Hello, I’m Becca and I’m from Scarborough, a small coastal town which everyone seems to find really fun and novel when I tell them that’s where I live. Unfortunately, It was neither of those things growing up and that’s probably why I’ve enjoyed living in a lively city like Leeds for the past three years.clip_image002

After completing an English degree at the University of Leeds I have just begun an MA in Public Relations at Leeds Metropolitan University. So, when fellow students shout about the competition between “met” and “uni” I’m a bit of a misfit and tend to keep quiet. I’m already really enjoying my course and probably feel far too excited about the fact that I have finally decided which area I want to work in after toying with the idea of every profession up until now.
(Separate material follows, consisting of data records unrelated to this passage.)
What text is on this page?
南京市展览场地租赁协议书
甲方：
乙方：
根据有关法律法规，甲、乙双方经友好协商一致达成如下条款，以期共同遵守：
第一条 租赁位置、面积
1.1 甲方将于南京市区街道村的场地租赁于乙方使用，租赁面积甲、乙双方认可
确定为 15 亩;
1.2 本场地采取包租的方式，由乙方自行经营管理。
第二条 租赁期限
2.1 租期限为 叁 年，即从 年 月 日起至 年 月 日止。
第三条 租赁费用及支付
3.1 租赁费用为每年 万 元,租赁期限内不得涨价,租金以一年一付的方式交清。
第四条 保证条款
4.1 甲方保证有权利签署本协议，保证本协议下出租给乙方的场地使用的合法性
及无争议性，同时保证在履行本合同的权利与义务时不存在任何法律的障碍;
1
I found my degree very demanding so although I sat and worried about my career, my future, my aspirations and all the work experience I should be getting I didn’t actually go out and do much about it. However, now I’m back in education, very focused and extremely passionate about pursuing a career in PR. If anything my indecisiveness has made me even more determined to gain as much experience and knowledge as possible.

This is why I’m very happy to have secured some experience alongside the start of my course, at Wolfstar. As I am only learning the basics of PR at the moment I have yet to find out which area interests me the most. However, I am intrigued about the power of the internet in regards to public relations and communications so feel that my experience at Wolfstar will be extremely rewarding.

As well as enjoying my course at the moment I also love interesting accents, Christmas time and being by the sea. Oh, and I have a bit of an obsession with the cinema and day trips to Ikea.